Tous les esprits s'accordent à reconnaître qu'il existe dans le monde de la musique un "avant Lully" et un "après Lully" dans l'histoire de la musique. En même temps, cette suprématie déchaîna les passions, notamment au 18ème siècle avec la querelle des Bouffons.

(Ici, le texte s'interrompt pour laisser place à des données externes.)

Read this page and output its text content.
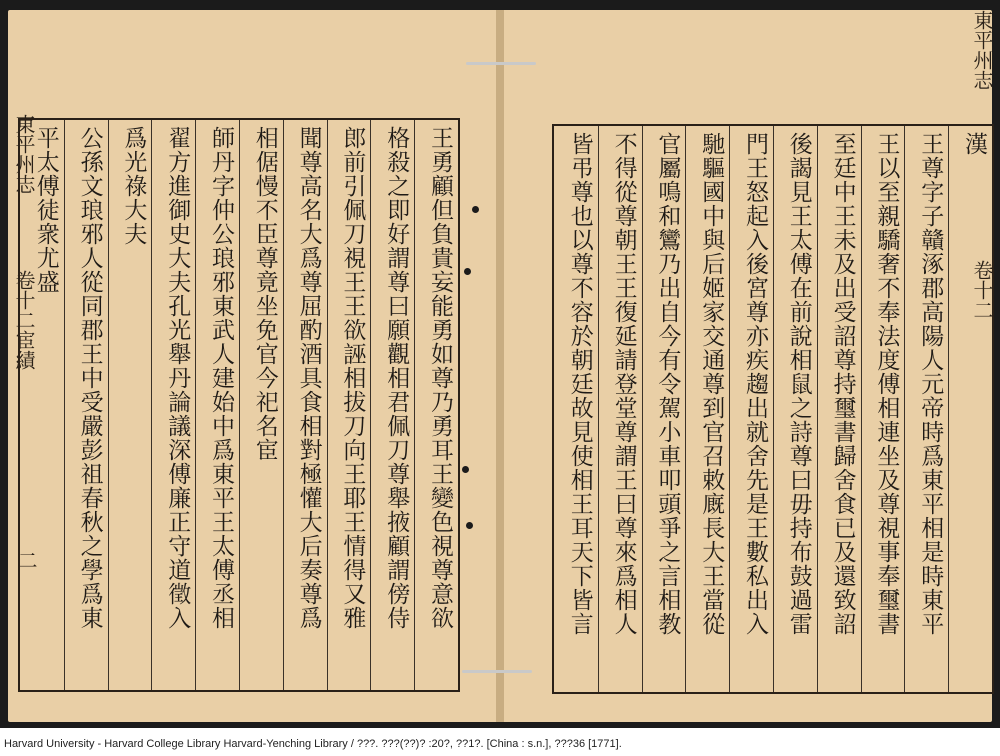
王勇顧但負貴妄能勇如尊乃勇耳王變色視尊意欲
格殺之即好謂尊曰願觀相君佩刀尊舉掖顧謂傍侍
郎前引佩刀視王王欲誣相拔刀向王耶王情得又雅
聞尊高名大爲尊屈酌酒具食相對極懽大后奏尊爲
相倨慢不臣尊竟坐免官今祀名宦
師丹字仲公琅邪東武人建始中爲東平王太傅丞相
翟方進御史大夫孔光舉丹論議深傅廉正守道徵入
爲光祿大夫
公孫文琅邪人從同郡王中受嚴彭祖春秋之學爲東
平太傅徒衆尤盛
東平州志
卷十二宦績
二
漢
王尊字子贛涿郡高陽人元帝時爲東平相是時東平
王以至親驕奢不奉法度傅相連坐及尊視事奉璽書
至廷中王未及出受詔尊持璽書歸舍食已及還致詔
後謁見王太傅在前說相鼠之詩尊曰毋持布鼓過雷
門王怒起入後宮尊亦疾趨出就舍先是王數私出入
馳驅國中與后姬家交通尊到官召敕廐長大王當從
官屬鳴和鸞乃出自今有令駕小車叩頭爭之言相教
不得從尊朝王王復延請登堂尊謂王曰尊來爲相人
皆弔尊也以尊不容於朝廷故見使相王耳天下皆言
東平州志
卷十二
Harvard University - Harvard College Library Harvard-Yenching Library / ???. ???(??)? :20?, ??1?. [China : s.n.], ???36 [1771].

Rameau eut des démêlés avec les lullystes, lorsqu'il créa ses opéras Hippolythe et Aricie et Les Indes galantes. Il fut pourtant l'un des premiers à prouver son admiration pour le compositeur de Louis XIV. Non seulement son oeuvre est imprégnée de l'ambiance lullyenne, mais Rameau a aussi cherché à théoriser la musique française qu'avait intitiée Lully.

Rameau

"Lorsque Jean-Jacques Rousseau voulut prouver que le récitatif de Lulli ne valait rien, on vit Rameau repousser ses attaques avec chaleur et prendre en main la défense du créateur de notre opéra. Il vengeait l'homme célèbre qui pouvait seul lui disputer encore l'empire de la scène lyrique et dont il se reconnaissait le disciple : tant les grandes âmes sont au-dessus de l'envie! L'amour de la vérité l'emportait chez lui sur les conseils de l'amour-propre et sur son intérêt particulier. On a remarqué de tous temps que les hommes de génie sont aussi modestes que les ignorants sont orgueilleux. Rameau défendant Lulli offrait sans doute un spectacle intéressant aux yeux des Philosophes et des Artistes ; c'était Rubens couvrant Vandick de sa palette et le garantissant des traits de ses ennemis, ou c'était Cicéron qui n'eût pas souffert qu'on déprimât Hortensius."
Decroix - L'ami des Arts

Les opéras de Lully restèrent à l'affiche tout au long des 17ème et 18ème siècles. Ainsi, Thésée fut joué jusqu'en 1779. Persée fut donné lors de l'inauguration de l'opéra de Versailles à l'occasion du mariage du futur Louis XVI avec Marie-Antoinette. La révolution française sanctionna le dévouement de Lully à la couronne de France. Ses opéras ne furent quasiment plus joués jusqu'au 20ème siècle.